ただし、以前の案を土台とする新しい案の提出は許されている。Sikking氏がUIのブレーンストーミングを始めた理由の1つに、アイデアがたくさん集まることによって創造性が刺激され、さらに別のアイデアが生み出されるという期待がある。「来るものは拒まず。ブレーンストーミングのルールにさえ従っていればね。どんなものでも、別のアイデアのきっかけになりえます」
9月9日のブログ開設から、寄せられたモックアップの数は100件に迫る。Sikking氏によれば、これまでにルール違反のため却下された案は20件ほど。却下の理由で最も多いのは、イメージではなくテキストを送ってきたものと、他のアプリケーションのスクリーンショットをそのまま送ってきたものだ。
基本ルールに反しないが不適切にイメージを借用した案(以前の案より自分の案が優れているとして両者を並べたようなもの)については、Sikking氏は訂正を求める。
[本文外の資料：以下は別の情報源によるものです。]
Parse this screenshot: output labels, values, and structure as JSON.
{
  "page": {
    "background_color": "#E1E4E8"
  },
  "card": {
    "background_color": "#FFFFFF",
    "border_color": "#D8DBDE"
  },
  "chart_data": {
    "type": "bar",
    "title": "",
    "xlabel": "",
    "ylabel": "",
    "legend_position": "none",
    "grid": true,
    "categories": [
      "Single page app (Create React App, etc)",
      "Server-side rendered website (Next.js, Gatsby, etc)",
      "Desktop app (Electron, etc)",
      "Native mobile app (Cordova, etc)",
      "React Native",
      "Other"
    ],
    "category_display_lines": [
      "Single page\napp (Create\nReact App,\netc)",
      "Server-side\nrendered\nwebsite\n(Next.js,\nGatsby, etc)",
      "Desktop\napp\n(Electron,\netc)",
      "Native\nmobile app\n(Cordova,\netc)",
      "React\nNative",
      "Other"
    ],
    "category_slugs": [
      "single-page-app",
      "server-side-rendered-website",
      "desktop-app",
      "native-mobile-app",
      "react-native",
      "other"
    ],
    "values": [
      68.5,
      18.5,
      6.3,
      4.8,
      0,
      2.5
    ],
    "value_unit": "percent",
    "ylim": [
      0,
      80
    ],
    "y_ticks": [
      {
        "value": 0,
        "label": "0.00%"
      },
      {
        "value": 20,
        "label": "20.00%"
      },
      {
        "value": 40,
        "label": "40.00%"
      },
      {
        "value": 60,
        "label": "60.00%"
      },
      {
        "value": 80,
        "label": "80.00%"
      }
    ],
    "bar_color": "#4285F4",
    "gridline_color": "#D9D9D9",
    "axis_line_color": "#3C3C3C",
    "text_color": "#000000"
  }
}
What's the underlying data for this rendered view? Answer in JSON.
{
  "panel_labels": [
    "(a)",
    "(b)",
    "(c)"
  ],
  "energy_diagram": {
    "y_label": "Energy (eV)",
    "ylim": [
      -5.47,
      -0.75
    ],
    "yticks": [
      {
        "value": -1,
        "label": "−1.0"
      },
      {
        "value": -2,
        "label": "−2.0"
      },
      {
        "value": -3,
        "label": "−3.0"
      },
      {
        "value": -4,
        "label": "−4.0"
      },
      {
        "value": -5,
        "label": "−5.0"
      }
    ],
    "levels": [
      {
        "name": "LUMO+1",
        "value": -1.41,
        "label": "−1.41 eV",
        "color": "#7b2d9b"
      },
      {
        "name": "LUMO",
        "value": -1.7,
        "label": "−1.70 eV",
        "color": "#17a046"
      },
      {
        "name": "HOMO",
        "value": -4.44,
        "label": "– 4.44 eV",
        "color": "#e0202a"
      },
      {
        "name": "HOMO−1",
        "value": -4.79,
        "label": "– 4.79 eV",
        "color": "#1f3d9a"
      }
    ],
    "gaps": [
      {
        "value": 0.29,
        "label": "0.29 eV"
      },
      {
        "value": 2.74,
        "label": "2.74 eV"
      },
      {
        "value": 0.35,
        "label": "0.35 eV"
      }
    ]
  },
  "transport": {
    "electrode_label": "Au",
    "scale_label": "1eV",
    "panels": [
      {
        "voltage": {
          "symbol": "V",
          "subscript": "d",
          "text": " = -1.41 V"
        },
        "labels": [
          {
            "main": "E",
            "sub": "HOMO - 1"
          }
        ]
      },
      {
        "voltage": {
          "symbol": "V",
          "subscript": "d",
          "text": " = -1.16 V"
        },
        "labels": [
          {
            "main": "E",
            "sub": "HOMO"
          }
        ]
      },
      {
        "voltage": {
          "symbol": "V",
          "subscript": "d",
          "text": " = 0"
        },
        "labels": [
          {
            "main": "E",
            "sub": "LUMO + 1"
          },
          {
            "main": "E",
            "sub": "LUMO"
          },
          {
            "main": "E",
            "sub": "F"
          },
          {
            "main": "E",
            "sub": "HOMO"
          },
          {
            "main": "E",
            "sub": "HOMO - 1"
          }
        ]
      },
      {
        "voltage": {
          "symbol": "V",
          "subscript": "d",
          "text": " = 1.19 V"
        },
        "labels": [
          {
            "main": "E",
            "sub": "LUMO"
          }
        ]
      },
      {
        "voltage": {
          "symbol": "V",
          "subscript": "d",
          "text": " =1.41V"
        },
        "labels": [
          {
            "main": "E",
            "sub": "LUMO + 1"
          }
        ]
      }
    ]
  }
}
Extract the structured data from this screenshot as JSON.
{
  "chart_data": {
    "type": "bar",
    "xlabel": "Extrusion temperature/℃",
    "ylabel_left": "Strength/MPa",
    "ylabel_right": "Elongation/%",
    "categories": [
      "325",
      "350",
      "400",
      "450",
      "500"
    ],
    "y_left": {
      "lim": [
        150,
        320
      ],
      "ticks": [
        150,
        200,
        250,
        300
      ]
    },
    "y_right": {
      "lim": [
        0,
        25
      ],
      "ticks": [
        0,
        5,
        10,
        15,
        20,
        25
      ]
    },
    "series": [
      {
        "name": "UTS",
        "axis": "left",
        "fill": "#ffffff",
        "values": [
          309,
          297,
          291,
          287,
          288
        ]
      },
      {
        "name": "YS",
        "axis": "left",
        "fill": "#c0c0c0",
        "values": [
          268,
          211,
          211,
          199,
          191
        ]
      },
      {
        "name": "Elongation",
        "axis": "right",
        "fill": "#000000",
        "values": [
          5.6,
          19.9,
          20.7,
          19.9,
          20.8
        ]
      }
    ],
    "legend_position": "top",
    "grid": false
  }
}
だが、基本ルールを満たさない案は断りなく却下される。
プロセス公開の利点
これまでに投稿された案をざっと見てみると、多くの同じテーマが繰り返し現れていることがわかる。本当に独創的なアイデアは多くない。実際、プログラムとの対話に新しい方法を導入するよりは、単に見栄えにこだわっただけのものが多い。
それでも、これは非常に魅惑的な試みである。また、統制されたラボでの実験やアンケート調査では生み出されないがブレーンストーミング・プロセスでは見つかる宝石がある。提案は完全に自由意志によるものであり、その発想は実際に現場でアプリケーションを利用する本物のユーザから寄せられる。それに、UIデザインのプロセスほどオープンソースの精神と調和するものが他にあるだろうか。